Fast forward two weeks, and they were the most impressive components in a Thursday Night Football loss to the Chicago Bears. The offensive line began to regroup in Week 5 against the Philadelphia Eagles: David Diehl was in for his first start of the season to lend his experience to rookie Justin Pugh on the right side, which in turn allowed Kevin Boothe and Will Beatty to work on their chemistry on the left.
Diehl brings 10 years of experience playing multiple positions across the Giants’ O-line, and the improvement was especially evident after that horror show in Week 3, when the non-existent protection allowed seven sacks on quarterback Eli Manning.
Since then they have stood relatively firm, giving up a single sack per game in their last two outings and giving Manning every chance to make a play, although sadly they cannot do his thinking for him as well.
Manning tossed three interceptions on Thursday night: the second of which cost the Giants six points and the last of which cost them the game. Up to this point in the season, a large portion of the blame for Manning’s woes has been directed at his offensive line, yet realization is now kicking in that the problems may lie elsewhere as the O-line regularly created a perfect pocket only for Eli to fluff his lines.
The O-line improvement and the step up in production of the run game go hand-in-hand. I suggested earlier in the week that the Giants should totally abandon the run game after David Wilson‘s injury and to simplify the offense by banishing this near-obsolete component — how wrong I was.
As is recent tradition, you don’t run on the Bears, even they have gotten noticeably softer over the last few seasons and Kevin Gilbride was determined to stick to his principles despite the evident lack of personnel.
I guess sometimes you have to hit rock bottom before you can break out, and this was certainly the case for the Giants’ depleted backfield on Thursday night. Heading into the game at Soldier Field, the Giants ranked dead last when running the ball. Not only were they void of a 100-yard rusher this season, they hadn’t gone over 100 net rushing yards in a single game so far this season.
So welcome to the party, Brandon Jacobs. The veteran powerhouse was unshackled to surpass anything the Giants had mustered so far for the best ground performance of the season.
Jacobs’ excitement at being handed the starting role — something he never imagined would happen again — was there for all to see prior to the game, even it was by default. Yet the big man took that proverbial bull by the horns to amass 106 yards and two touchdowns on 22 carries against Chicago.
It was a performance from yesteryear for the two-time Super Bowl winner with power and perseverance, fighting for extra yardage after contact as if he was dragging his other 10 offensive colleagues up the field with him.
Not only did Jacobs use his hefty frame to power up the gut, there was also plenty of success to be had to the both left and right behind the rejuvenated O-line.
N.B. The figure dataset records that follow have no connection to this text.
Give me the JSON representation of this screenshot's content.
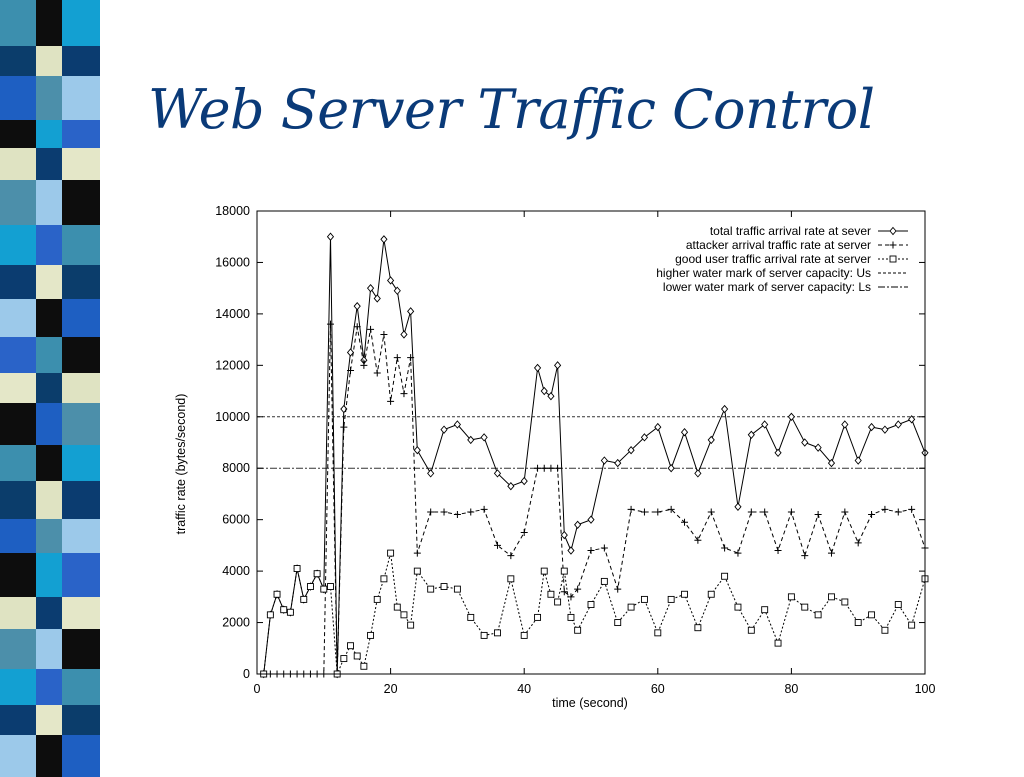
{
  "slide": {
    "title": "Web Server Traffic Control",
    "title_color": "#0a3a78",
    "stripe_palette": [
      "#3c8fae",
      "#0b3d6b",
      "#1e5fc2",
      "#0d0d0d",
      "#dfe3c2",
      "#4c8faa",
      "#13a0d2",
      "#0b3c70",
      "#9cc9ea",
      "#2a63c8",
      "#e4e7c8",
      "#0d0d0d"
    ]
  },
  "chart_data": {
    "type": "line",
    "xlabel": "time (second)",
    "ylabel": "traffic rate (bytes/second)",
    "xlim": [
      0,
      100
    ],
    "ylim": [
      0,
      18000
    ],
    "xticks": [
      "0",
      "20",
      "40",
      "60",
      "80",
      "100"
    ],
    "yticks": [
      "0",
      "2000",
      "4000",
      "6000",
      "8000",
      "10000",
      "12000",
      "14000",
      "16000",
      "18000"
    ],
    "grid": false,
    "legend_position": "top-right",
    "hlines": [
      {
        "y": 10000,
        "label": "higher water mark of server capacity: Us",
        "style": "dashed"
      },
      {
        "y": 8000,
        "label": "lower water mark of server capacity: Ls",
        "style": "dashdot"
      }
    ],
    "series": [
      {
        "name": "total traffic arrival rate at sever",
        "marker": "diamond",
        "style": "solid",
        "x": [
          1,
          2,
          3,
          4,
          5,
          6,
          7,
          8,
          9,
          10,
          11,
          12,
          13,
          14,
          15,
          16,
          17,
          18,
          19,
          20,
          21,
          22,
          23,
          24,
          26,
          28,
          30,
          32,
          34,
          36,
          38,
          40,
          42,
          43,
          44,
          45,
          46,
          47,
          48,
          50,
          52,
          54,
          56,
          58,
          60,
          62,
          64,
          66,
          68,
          70,
          72,
          74,
          76,
          78,
          80,
          82,
          84,
          86,
          88,
          90,
          92,
          94,
          96,
          98,
          100
        ],
        "y": [
          0,
          2300,
          3100,
          2500,
          2400,
          4100,
          2900,
          3400,
          3900,
          3300,
          17000,
          0,
          10300,
          12500,
          14300,
          12200,
          15000,
          14600,
          16900,
          15300,
          14900,
          13200,
          14100,
          8700,
          7800,
          9500,
          9700,
          9100,
          9200,
          7800,
          7300,
          7500,
          11900,
          11000,
          10800,
          12000,
          5400,
          4800,
          5800,
          6000,
          8300,
          8200,
          8700,
          9200,
          9600,
          8000,
          9400,
          7800,
          9100,
          10300,
          6500,
          9300,
          9700,
          8600,
          10000,
          9000,
          8800,
          8200,
          9700,
          8300,
          9600,
          9500,
          9700,
          9900,
          8600
        ]
      },
      {
        "name": "attacker arrival traffic rate at server",
        "marker": "plus",
        "style": "dashed",
        "x": [
          1,
          2,
          3,
          4,
          5,
          6,
          7,
          8,
          9,
          10,
          11,
          12,
          13,
          14,
          15,
          16,
          17,
          18,
          19,
          20,
          21,
          22,
          23,
          24,
          26,
          28,
          30,
          32,
          34,
          36,
          38,
          40,
          42,
          43,
          44,
          45,
          46,
          47,
          48,
          50,
          52,
          54,
          56,
          58,
          60,
          62,
          64,
          66,
          68,
          70,
          72,
          74,
          76,
          78,
          80,
          82,
          84,
          86,
          88,
          90,
          92,
          94,
          96,
          98,
          100
        ],
        "y": [
          0,
          0,
          0,
          0,
          0,
          0,
          0,
          0,
          0,
          0,
          13600,
          0,
          9600,
          11800,
          13500,
          12000,
          13400,
          11700,
          13200,
          10600,
          12300,
          10900,
          12300,
          4700,
          6300,
          6300,
          6200,
          6300,
          6400,
          5000,
          4600,
          5500,
          8000,
          8000,
          8000,
          8000,
          3200,
          3000,
          3300,
          4800,
          4900,
          3300,
          6400,
          6300,
          6300,
          6400,
          5900,
          5200,
          6300,
          4900,
          4700,
          6300,
          6300,
          4800,
          6300,
          4600,
          6200,
          4700,
          6300,
          5100,
          6200,
          6400,
          6300,
          6400,
          4900
        ]
      },
      {
        "name": "good user traffic arrival rate at server",
        "marker": "square",
        "style": "dotted",
        "x": [
          1,
          2,
          3,
          4,
          5,
          6,
          7,
          8,
          9,
          10,
          11,
          12,
          13,
          14,
          15,
          16,
          17,
          18,
          19,
          20,
          21,
          22,
          23,
          24,
          26,
          28,
          30,
          32,
          34,
          36,
          38,
          40,
          42,
          43,
          44,
          45,
          46,
          47,
          48,
          50,
          52,
          54,
          56,
          58,
          60,
          62,
          64,
          66,
          68,
          70,
          72,
          74,
          76,
          78,
          80,
          82,
          84,
          86,
          88,
          90,
          92,
          94,
          96,
          98,
          100
        ],
        "y": [
          0,
          2300,
          3100,
          2500,
          2400,
          4100,
          2900,
          3400,
          3900,
          3300,
          3400,
          0,
          600,
          1100,
          700,
          300,
          1500,
          2900,
          3700,
          4700,
          2600,
          2300,
          1900,
          4000,
          3300,
          3400,
          3300,
          2200,
          1500,
          1600,
          3700,
          1500,
          2200,
          4000,
          3100,
          2800,
          4000,
          2200,
          1700,
          2700,
          3600,
          2000,
          2600,
          2900,
          1600,
          2900,
          3100,
          1800,
          3100,
          3800,
          2600,
          1700,
          2500,
          1200,
          3000,
          2600,
          2300,
          3000,
          2800,
          2000,
          2300,
          1700,
          2700,
          1900,
          3700
        ]
      }
    ]
  }
}
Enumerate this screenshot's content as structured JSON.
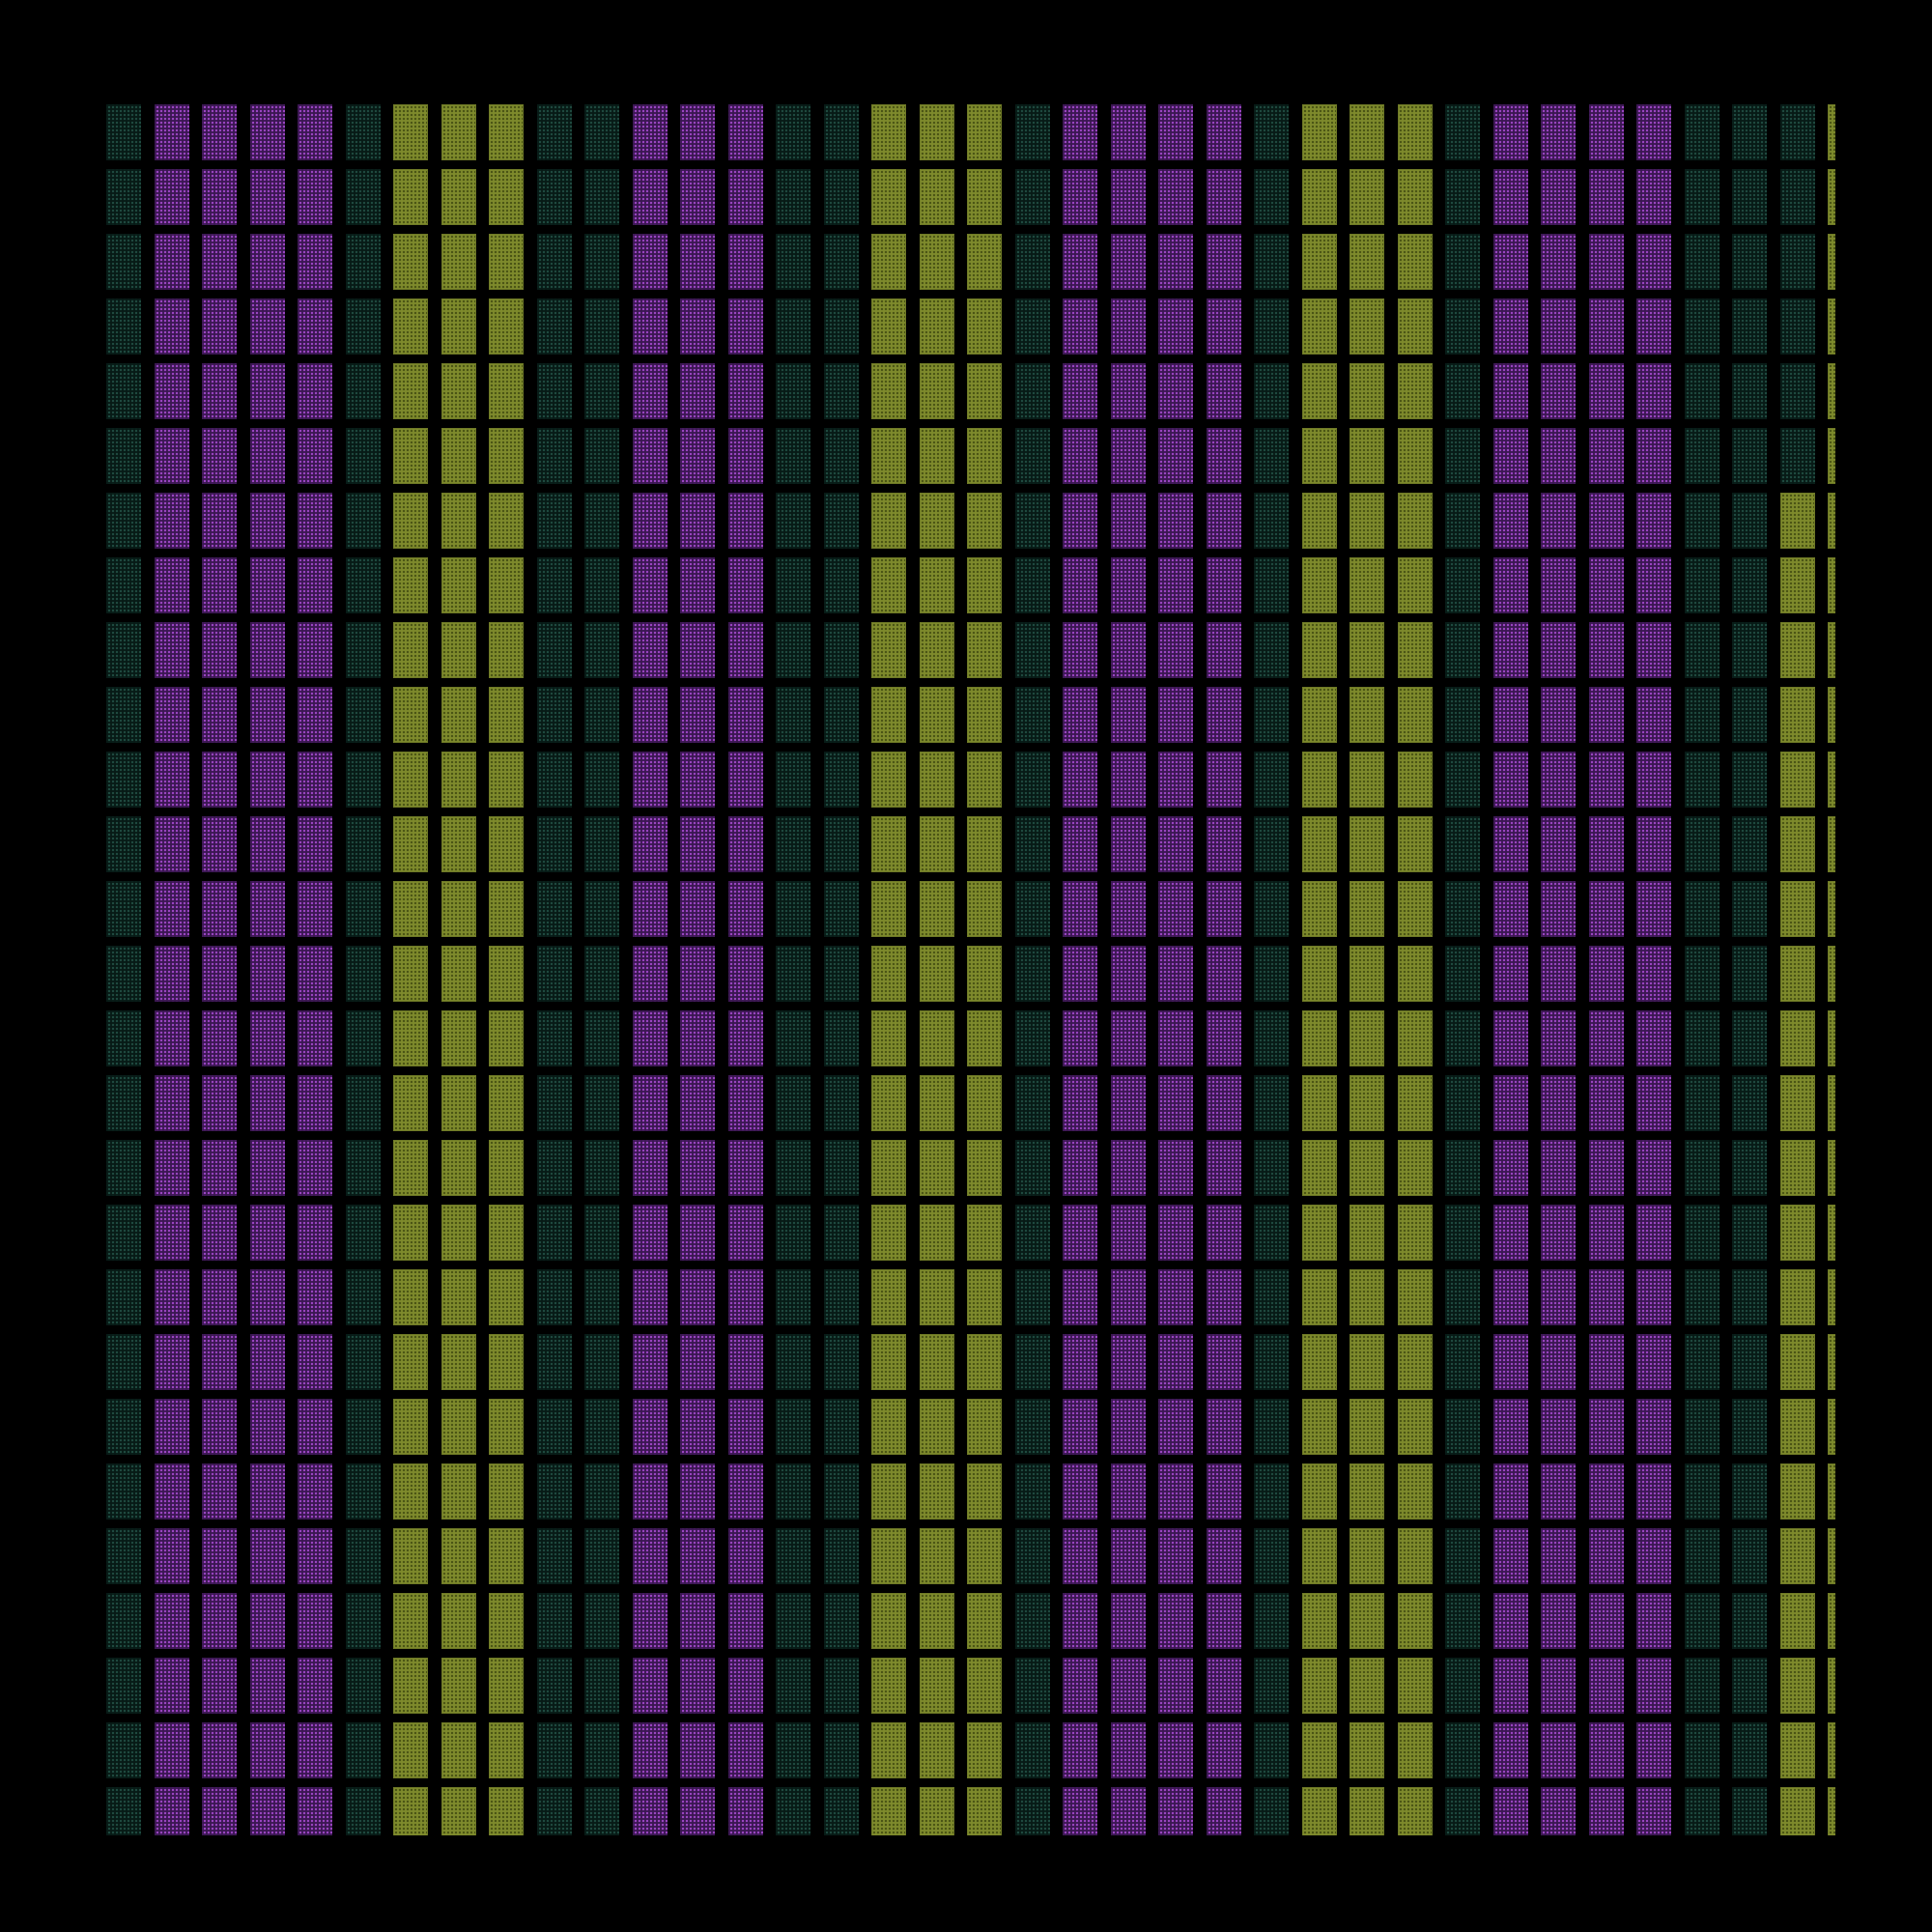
{
  "pattern": {
    "column_kinds": [
      "d",
      "p",
      "p",
      "p",
      "p",
      "d",
      "y",
      "y",
      "y",
      "d",
      "d",
      "p",
      "p",
      "p",
      "d",
      "d",
      "y",
      "y",
      "y",
      "d",
      "p",
      "p",
      "p",
      "p",
      "d",
      "y",
      "y",
      "y",
      "d",
      "p",
      "p",
      "p",
      "p",
      "d",
      "d",
      "y",
      "y"
    ],
    "row_count": 27,
    "partial_columns": [
      {
        "column": 35,
        "kind_top": "d",
        "kind_bottom": "y",
        "switch_row": 6
      }
    ],
    "last_column_clipped": true
  },
  "palette": {
    "background": "#000000",
    "yellow": "#7e8a2c",
    "yellow_dot": "#4a5414",
    "purple": "#3b1752",
    "purple_dot": "#9b45c2",
    "dark": "#071a16",
    "dark_dot": "#1f4a40"
  }
}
We should not discount the efforts of stand-in fullback John Conner, whose contribution was well received on the evening.
When you’re in the pits of despair as the Giants’ season most evidently is, sometimes things can happen more out of luck than judgment. Had it not been for layoffs to Wilson and Andre Brown, Jacobs would not have been on hand for this breakout game. In fact, had it not been for a mistake-laden season opener from Wilson, Jacobs wouldn’t have even been on the roster.
So Giants fans, take solace in the fact that things are starting to happen unexpectedly — that’s essentially the best you can hope for at this stage. Two underperforming areas of the team stepped up in Week 6, and the rest should be taking notes.